[スタートUPストーリー]DOERSのウォン・ジヒョン代表とキム・ユジュンCTO

「そのワンピースはどこで買えるんですか?」

「購入はInstagramのプロフィール欄から可能です。」

こうしたコメントは、インフルエンサーのSNSでよく見られる。SNSは今や、単なるコミュニケーションやコンテンツ検索の手段を超え、コマースプラットフォームに進化している。ソウル市電子商取引センターが実施した「SNS利用実態調査」によると、SNS利用者の過半数がSNSを通じて買い物をした経験があると答えている。

こうした流れに注目したのが、DOERS(ドゥアース)の代表であり、WATCHA(ワッチャ)の共同創業者でもあるウォン・ジヒョン氏だ。DOERSは、インフルエンサーとブランドを結ぶプラットフォームZVZO(ジビジオ)を運営している。インフルエンサー自身がブランド製品を自ら選び、その本気度がフォロワーの共感につながっている。ウォン・ジヒョン代表は、「オンラインコマースの中心が、従来の流通チャネルからSNSへと移りつつある。」とし、「DOERSはインフルエンサーが本気で紹介したいと思えるブランドと、直接協業できる仕組みを作っている。」と話した。

インフルエンサーの「本気のおすすめ品」…フォロワー1,000人でも売上5億ウォン

DOERSの企業概要/画像=イ・ジヘ

インフルエンサーコマースと聞くと、多くの人が「共同購入」を思い浮かべる。今までは、ブランド側がインフルエンサーに共同購入の条件を提案することが多かった。「共同購入商品」の流行により、複数のインフルエンサーが同じ製品を販売するケースも見られた。これが、コンテンツの信頼性低下につながった。女性コメディアンのイ・スジによるインフルエンサーのパロディキャラクター「シュブリーマム」が人気を集めたのも、このような業界の実態を風刺したことが背景にある。

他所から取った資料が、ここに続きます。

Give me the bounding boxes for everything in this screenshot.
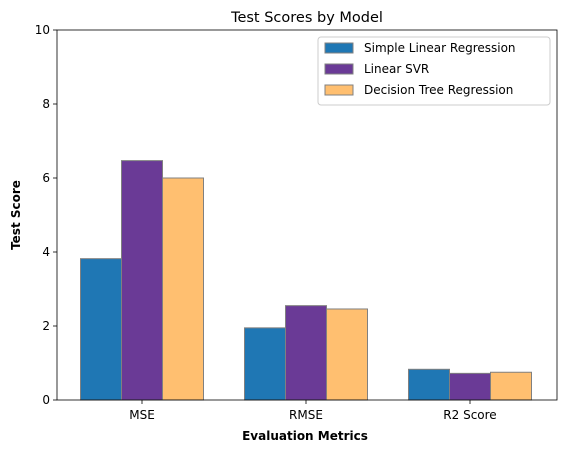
x-tick-label: R2 Score — [443, 408, 496, 422]
legend-label: Simple Linear Regression — [364, 41, 516, 55]
bar-linear-svr-r2-score — [450, 373, 491, 400]
x-axis-ticks: MSE RMSE R2 Score — [129, 400, 496, 422]
x-tick-label: MSE — [129, 408, 155, 422]
y-tick-label: 0 — [42, 393, 50, 407]
legend-swatch — [325, 43, 353, 53]
legend: Simple Linear Regression Linear SVR Decisi… — [318, 37, 550, 105]
y-tick-label: 8 — [42, 97, 50, 111]
bar-linear-svr-mse — [122, 161, 163, 400]
y-tick-label: 2 — [42, 319, 50, 333]
legend-label: Linear SVR — [364, 62, 429, 76]
bar-simple-linear-regression-mse — [81, 259, 122, 400]
y-tick-label: 10 — [35, 23, 50, 37]
legend-swatch — [325, 64, 353, 74]
legend-label: Decision Tree Regression — [364, 83, 513, 97]
bar-linear-svr-rmse — [286, 306, 327, 400]
bars-group — [81, 161, 532, 400]
bar-decision-tree-regression-rmse — [327, 309, 368, 400]
bar-simple-linear-regression-rmse — [245, 328, 286, 400]
bar-decision-tree-regression-mse — [163, 178, 204, 400]
y-tick-label: 6 — [42, 171, 50, 185]
y-axis-ticks: 0 2 4 6 8 10 — [35, 23, 57, 407]
bar-decision-tree-regression-r2-score — [491, 372, 532, 400]
legend-swatch — [325, 85, 353, 95]
y-tick-label: 4 — [42, 245, 50, 259]
x-tick-label: RMSE — [289, 408, 323, 422]
chart-title: Test Scores by Model — [230, 10, 383, 26]
y-axis-label: Test Score — [9, 180, 23, 250]
bar-simple-linear-regression-r2-score — [409, 369, 450, 400]
x-axis-label: Evaluation Metrics — [242, 429, 368, 443]
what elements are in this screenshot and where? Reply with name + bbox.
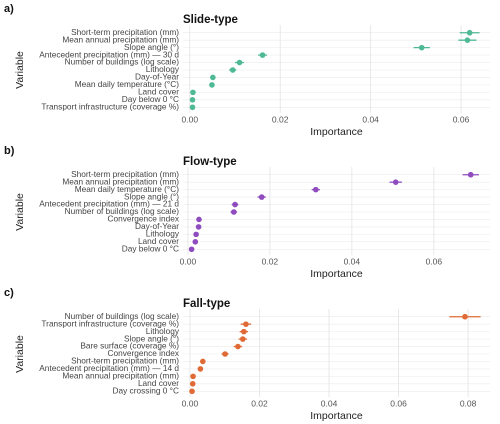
y-tick-label: Slope angle (°) <box>124 191 179 201</box>
x-tick-label: 0.00 <box>182 398 199 408</box>
y-tick-label: Day below 0 °C <box>122 243 179 253</box>
chart-title: Slide-type <box>183 14 238 26</box>
y-tick-label: Day crossing 0 °C <box>113 385 180 395</box>
y-tick-label: Slope angle (°) <box>124 42 179 52</box>
point <box>210 74 216 81</box>
point <box>464 37 471 43</box>
y-tick-label: Antecedent precipitation (mm) — 21 d <box>39 199 179 209</box>
point <box>189 381 196 387</box>
point <box>192 239 199 245</box>
x-axis-label: Importance <box>310 268 363 280</box>
x-tick-label: 0.02 <box>251 398 268 408</box>
point <box>189 97 196 103</box>
y-tick-label: Land cover <box>138 236 179 246</box>
point <box>189 104 196 111</box>
y-tick-label: Antecedent precipitation (mm) — 30 d <box>39 49 179 59</box>
point <box>189 388 195 395</box>
point <box>222 351 228 357</box>
panel-label: c) <box>4 287 14 299</box>
y-tick-label: Day-of-Year <box>135 221 179 231</box>
point <box>418 44 425 51</box>
y-tick-label: Number of buildings (log scale) <box>65 57 180 67</box>
point <box>235 343 241 350</box>
y-axis-label: Variable <box>14 335 26 373</box>
x-tick-label: 0.06 <box>453 114 470 124</box>
point <box>196 216 202 223</box>
point <box>229 67 236 73</box>
y-tick-label: Mean daily temperature (°C) <box>75 79 180 89</box>
y-tick-label: Number of buildings (log scale) <box>65 311 180 321</box>
point <box>200 358 206 365</box>
x-axis-label: Importance <box>310 410 363 422</box>
point <box>466 29 473 36</box>
point <box>195 224 202 230</box>
x-tick-label: 0.00 <box>182 114 199 124</box>
panel-label: b) <box>4 145 15 157</box>
point <box>231 209 237 215</box>
y-tick-label: Lithology <box>146 326 180 336</box>
point <box>236 59 243 66</box>
y-tick-label: Antecedent precipitation (mm) — 14 d <box>39 363 179 373</box>
point <box>392 179 399 185</box>
y-tick-label: Day-of-Year <box>135 72 179 82</box>
y-tick-label: Land cover <box>138 87 179 97</box>
x-tick-label: 0.08 <box>460 398 477 408</box>
point <box>188 246 195 253</box>
y-tick-label: Short-term precipitation (mm) <box>71 169 179 179</box>
x-tick-label: 0.00 <box>180 256 197 266</box>
point <box>240 336 246 342</box>
x-tick-label: 0.02 <box>272 114 289 124</box>
point <box>241 328 247 335</box>
point <box>209 82 215 88</box>
y-tick-label: Day below 0 °C <box>122 94 179 104</box>
point <box>190 373 196 380</box>
y-tick-label: Mean annual precipitation (mm) <box>62 176 179 186</box>
y-tick-label: Lithology <box>146 229 180 239</box>
y-tick-label: Transport infrastructure (coverage %) <box>41 318 179 328</box>
chart-title: Flow-type <box>183 156 237 168</box>
y-tick-label: Lithology <box>146 64 180 74</box>
y-tick-label: Mean annual precipitation (mm) <box>62 371 179 381</box>
point <box>313 186 319 193</box>
x-tick-label: 0.04 <box>362 114 379 124</box>
x-tick-label: 0.02 <box>262 256 279 266</box>
y-axis-label: Variable <box>14 193 26 231</box>
y-tick-label: Land cover <box>138 378 179 388</box>
y-tick-label: Slope angle (°) <box>124 333 179 343</box>
point <box>462 313 468 320</box>
x-tick-label: 0.06 <box>390 398 407 408</box>
x-tick-label: 0.04 <box>321 398 338 408</box>
y-tick-label: Short-term precipitation (mm) <box>71 27 179 37</box>
point <box>258 194 265 200</box>
y-tick-label: Convergence index <box>108 348 180 358</box>
x-tick-label: 0.04 <box>344 256 361 266</box>
y-tick-label: Short-term precipitation (mm) <box>71 356 179 366</box>
point <box>193 231 199 238</box>
point <box>197 366 204 372</box>
chart-title: Fall-type <box>183 298 230 310</box>
point <box>232 201 238 208</box>
point <box>243 321 249 327</box>
point <box>467 171 474 178</box>
point <box>190 89 196 96</box>
panel-label: a) <box>4 3 14 15</box>
point <box>259 52 266 58</box>
y-tick-label: Bare surface (coverage %) <box>80 341 179 351</box>
y-tick-label: Mean annual precipitation (mm) <box>62 34 179 44</box>
y-tick-label: Mean daily temperature (°C) <box>75 184 180 194</box>
y-tick-label: Transport infrastructure (coverage %) <box>41 101 179 111</box>
y-tick-label: Convergence index <box>108 214 180 224</box>
y-axis-label: Variable <box>14 51 26 89</box>
x-tick-label: 0.06 <box>426 256 443 266</box>
y-tick-label: Number of buildings (log scale) <box>65 206 180 216</box>
x-axis-label: Importance <box>310 126 363 138</box>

DOERSのZVZOで活動するインフルエンサーは、ZVZOを通じて自らが販売したい商品をブランド側に提案する。ブランドの承認が下りると、インフルエンサーは商品紹介コンテンツと販売ページをSNSに公開する。

フォロワーが少なくても、成果を出すインフルエンサーが現れている。ウォン代表は、「フォロワー数1,000人以下のインフルエンサーがZVZOを通じて5億ウォン(約5,000万円)の売上を達成した。」とし、「本気の紹介だからこそ、消費者の反応は良い。」と説明した。

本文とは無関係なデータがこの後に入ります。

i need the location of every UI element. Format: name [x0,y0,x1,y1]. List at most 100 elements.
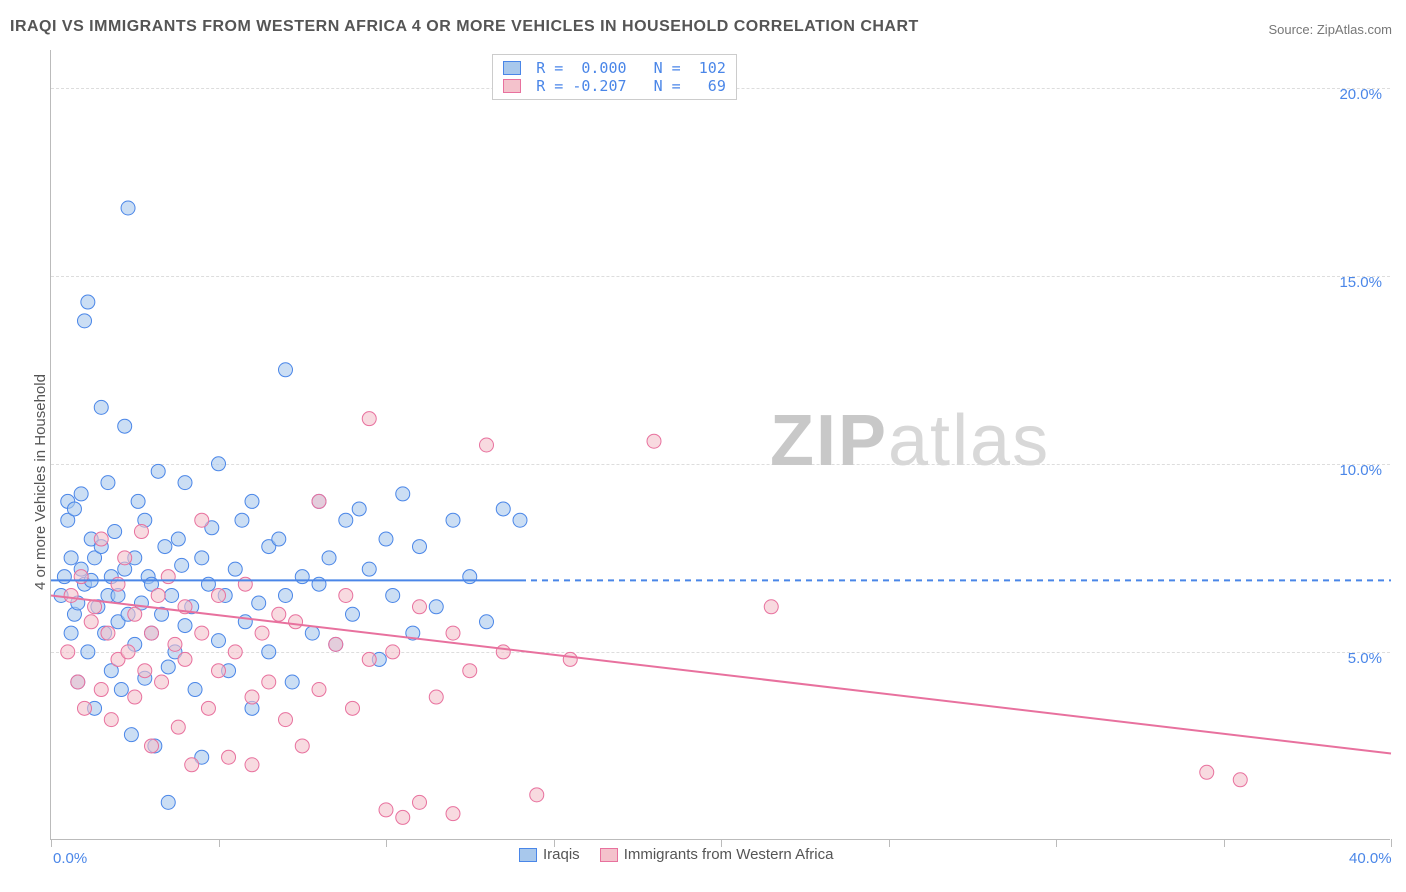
x-tick [219,839,220,847]
data-point [212,588,226,602]
data-point [480,615,494,629]
data-point [74,570,88,584]
x-tick-label: 0.0% [53,850,87,867]
data-point [212,634,226,648]
data-point [312,577,326,591]
data-point [131,494,145,508]
legend-correlation-text: R = -0.207 N = 69 [527,77,726,95]
y-axis-label: 4 or more Vehicles in Household [32,374,49,590]
data-point [279,588,293,602]
data-point [362,562,376,576]
data-point [222,750,236,764]
data-point [111,577,125,591]
data-point [480,438,494,452]
data-point [339,588,353,602]
data-point [463,570,477,584]
data-point [272,532,286,546]
data-point [64,551,78,565]
data-point [151,464,165,478]
data-point [312,683,326,697]
data-point [212,457,226,471]
data-point [262,645,276,659]
data-point [245,494,259,508]
data-point [118,551,132,565]
data-point [312,494,326,508]
data-point [124,728,138,742]
data-point [201,577,215,591]
chart-title: IRAQI VS IMMIGRANTS FROM WESTERN AFRICA … [10,18,919,36]
data-point [496,502,510,516]
data-point [413,795,427,809]
trend-line-solid [51,595,1391,753]
data-point [396,810,410,824]
data-point [94,400,108,414]
data-point [178,476,192,490]
data-point [81,295,95,309]
data-point [161,660,175,674]
data-point [446,626,460,640]
chart-svg [51,50,1391,840]
legend-swatch [519,848,537,862]
data-point [108,525,122,539]
legend-series: IraqisImmigrants from Western Africa [519,846,833,863]
x-tick [1391,839,1392,847]
data-point [413,540,427,554]
data-point [118,419,132,433]
data-point [74,487,88,501]
data-point [513,513,527,527]
data-point [289,615,303,629]
data-point [212,664,226,678]
data-point [201,701,215,715]
data-point [362,412,376,426]
data-point [346,701,360,715]
data-point [101,626,115,640]
chart-plot-area: 5.0%10.0%15.0%20.0%0.0%40.0% [50,50,1390,840]
data-point [188,683,202,697]
data-point [245,690,259,704]
data-point [413,600,427,614]
data-point [161,795,175,809]
legend-item-label: Immigrants from Western Africa [624,846,834,863]
legend-swatch [503,61,521,75]
legend-correlation-row: R = 0.000 N = 102 [503,59,726,77]
x-tick [51,839,52,847]
data-point [78,701,92,715]
data-point [78,314,92,328]
data-point [764,600,778,614]
x-tick-label: 40.0% [1349,850,1392,867]
data-point [429,600,443,614]
data-point [185,758,199,772]
data-point [94,683,108,697]
data-point [262,675,276,689]
data-point [121,201,135,215]
legend-item: Immigrants from Western Africa [600,846,834,863]
data-point [255,626,269,640]
data-point [279,713,293,727]
data-point [138,664,152,678]
legend-correlation-box: R = 0.000 N = 102 R = -0.207 N = 69 [492,54,737,100]
legend-correlation-text: R = 0.000 N = 102 [527,59,726,77]
data-point [238,577,252,591]
data-point [145,739,159,753]
legend-correlation-row: R = -0.207 N = 69 [503,77,726,95]
legend-swatch [503,79,521,93]
data-point [128,607,142,621]
data-point [339,513,353,527]
data-point [496,645,510,659]
data-point [155,675,169,689]
data-point [134,525,148,539]
x-tick [1056,839,1057,847]
data-point [145,626,159,640]
data-point [165,588,179,602]
data-point [446,807,460,821]
data-point [171,720,185,734]
data-point [272,607,286,621]
data-point [151,588,165,602]
data-point [114,683,128,697]
data-point [104,713,118,727]
data-point [195,551,209,565]
data-point [61,645,75,659]
data-point [295,570,309,584]
data-point [362,652,376,666]
data-point [563,652,577,666]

さらに、「最近のインフルエンサーコマースは、既存の広告や共同購入のように一方的にブランド側から条件を提示される形ではなく、インフルエンサー自身が主体となって商品を選び、ブランドと協業するスタイルへと変化している。」とし、「現在ZVZOに入店しているブランドは約500以上で、リアルタイムデータを通じて販売成果も確認できる。」と話した。

投資家を驚かせる成長速度…海外進出に向け準備加速

ZVZOは昨年5月のサービス開始後、月平均の取引額が45%ずつ成長した。また、今年3月には、シリーズAラウンドで100億ウォン(約10億5,000万円)の資金調達に成功した。データ活用による競争力が同サービスの成長を支えた。たとえば、Instagramの投稿にコメントが付くと、DMで購入リンクを自動送信する機能を独自開発し、無料で配布した。これは、DMを活用するインフルエンサーの成果が高いということがデータで示されたからだ。

これについてウォン代表は、「コメントの多いコンテンツは、アルゴリズムによって視聴回数が増える可能性が高いという点に着目し、サービスをすぐに開発した。再来訪率や月間アクティブユーザー数(MAU)などの主要指標にも顕著な変化がみられた。」とし、「迅速な実行力と成長速度に投資家らも驚いていた。」と話した。

キム・ユジュンCTOは、「複数の自動化ツールをいち早く導入し、クリエイターの収益化を支援してきた。」とし、「大小さまざまな実験を継続的に繰り返してきたことが、現在の結果につながっている。」と話した。

DOERSは、現在注力しているファッション・雑貨分野のほか、美容、キッズ、インテリア、食品など多様なカテゴリーへの事業拡張を計画しており、海外展開にも積極的に取り組んでいる。ウォン代表は今後の展開について、「キッズ、モッパン、ヘルスケアなど、インフルエンサーが活動する分野が多岐にわたるため、当社も領域を限定せず事業を広げていく。」とし、「現在は、米国、日本、台湾などのグローバルパートナーと協議を進めており、本格的な販売も始まる予定だ。」と語った。